Please follow these guidelines so that everyone can have a positive experience:

  • Don’t abuse the queue: Even if there are no limits on the number of jobs you can queue, don’t overflow it.
  • Don’t abuse loopholes: No system is perfect and no system is watertight. If you find a scenario on which you can bypass job, resource or queue limits – please report.
  • Close idle jobs: The system cannot tell if you’re currently in front of your PC or just left Jupyter Notebook open and went to sleep – these resources could be used by someone else.
  • Don’t overschedule resources: If you need just one GPU – ask for one GPU. Hogging resources needlessly affects everyone – including you, when calculating priority for future jobs.
  • Prefer small jobs over one massive script: If you can modulate your work – please do. This helps for better job scheduling as well as protects against jobs fails.
  • Be nice: Your work is as important for you as everyone else’s work for them. Use common sense when sending jobs.
  • Don’t wait until the last minute: The cluster tends to be flooded with jobs on the week before a submission deadline. Take that into account when managing your time.
  • Understand workload management: The cluster promises to run every job at a reasonable time – it does not promise to run your job RIGHT NOW. Again: Manage your time accordingly.

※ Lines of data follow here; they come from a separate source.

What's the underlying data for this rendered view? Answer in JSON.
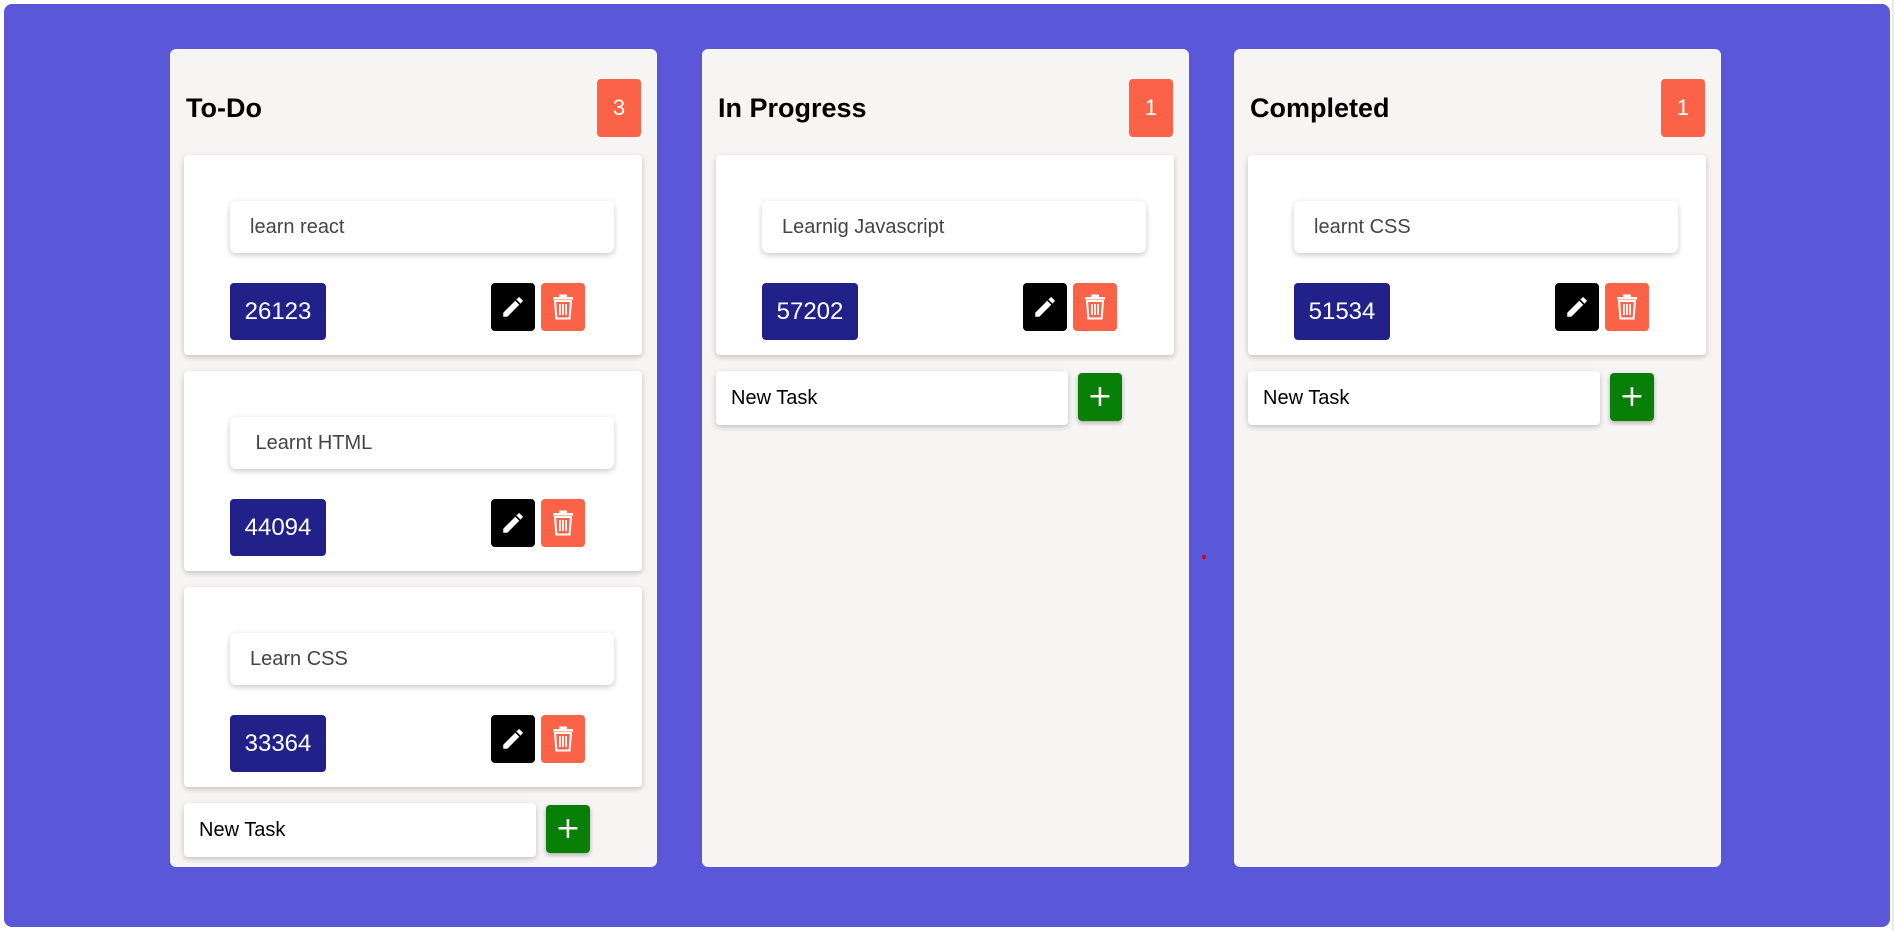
{
  "colors": {
    "board_background": "#5b57d9",
    "column_background": "#f7f5f4",
    "count_badge": "#fa6348",
    "task_id_badge": "#22218a",
    "edit_button": "#000000",
    "delete_button": "#fa6348",
    "add_button": "#088008"
  },
  "icons": {
    "edit": "pencil-icon",
    "delete": "trash-icon",
    "add": "plus-icon"
  },
  "columns": [
    {
      "title": "To-Do",
      "count": "3",
      "tasks": [
        {
          "text": "learn react",
          "id": "26123"
        },
        {
          "text": " Learnt HTML",
          "id": "44094"
        },
        {
          "text": "Learn CSS",
          "id": "33364"
        }
      ],
      "new_task_placeholder": "New Task",
      "add_label": "+"
    },
    {
      "title": "In Progress",
      "count": "1",
      "tasks": [
        {
          "text": "Learnig Javascript",
          "id": "57202"
        }
      ],
      "new_task_placeholder": "New Task",
      "add_label": "+"
    },
    {
      "title": "Completed",
      "count": "1",
      "tasks": [
        {
          "text": "learnt CSS",
          "id": "51534"
        }
      ],
      "new_task_placeholder": "New Task",
      "add_label": "+"
    }
  ]
}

System updates and reboots

As with any computer system, software updates are rolling out steadily. Those include various package, security and driver updates and must be applied on a regular basis in order to maintain system security, stability, usability and performance. These updates often require system reboot (yes, even in Linux).
Node (physical servers) reboots will enter a DRAINING state upon a reboot request. They will not be allocated with new jobs and will reboot after all running jobs have been completed. After reboot (typically 2-3 minutes), they will automatically return to a ready (IDLE) state. Nodes will be rebooted one-by-one in order to minimize work interruption and to maintain maximum cluster availability.
Controller (newton) reboots are more complicated – they will not affect running jobs, but will end all SSH sessions immediately. There’s currently no good solution to scheduling these reboots and preventing abruptly closing SSH sessions, and they must be performed during work hours and be monitored in case there’s a problem.
If your session was unexpectedly closed – that is probably why. The typical reboot time is ~1 minute. Your running jobs won’t be affected, but unsaved file changes, for example, will be lost. We’re always looking for ways to improve the system and we’ll update this section when a good solution is found. We’ll try to keep Controller reboots to a minimum.



Problem: Error message “ssh: Could not resolve hostname newton: Name or service not known”.
Solution: Occurs mainly when connecting from outside the campus. Make sure the VPN is connected and try to SSH to instead.

Problem: Error message “Remote side unexpectedly closed network connection” when trying to upload or download files to or from the server.
Solution: SSH sessions limit is 10. Close other connections and try again.

Problem: Job pending.
Solution: Resource over-scheduling (for the pending job) or cluster load. See the Workload management and Job and resource limits sections.

Problem: Error message “Could not load dynamic library ‘*’”
Solution: If you receive this error on newton(the login server) – launch the script on a node using Slurm. newton is a virtual server, has no GPUs and doesn’t have CUDA installed.
If you receive the error on a node:
Add these lines at the end of the .bashrc file in your home folder (~/.bashrc):
export PATH=”/usr/local/cuda/bin:$PATH”
export LD_LIBRARY_PATH=”/usr/local/cuda/lib64:$LD_LIBRARY_PATH”
Save the file, exit the session (or job) and reconnect. Start bash on a node:
srun –pty /bin/bash
and run this command
nvcc -V
You should get CUDA’s version details.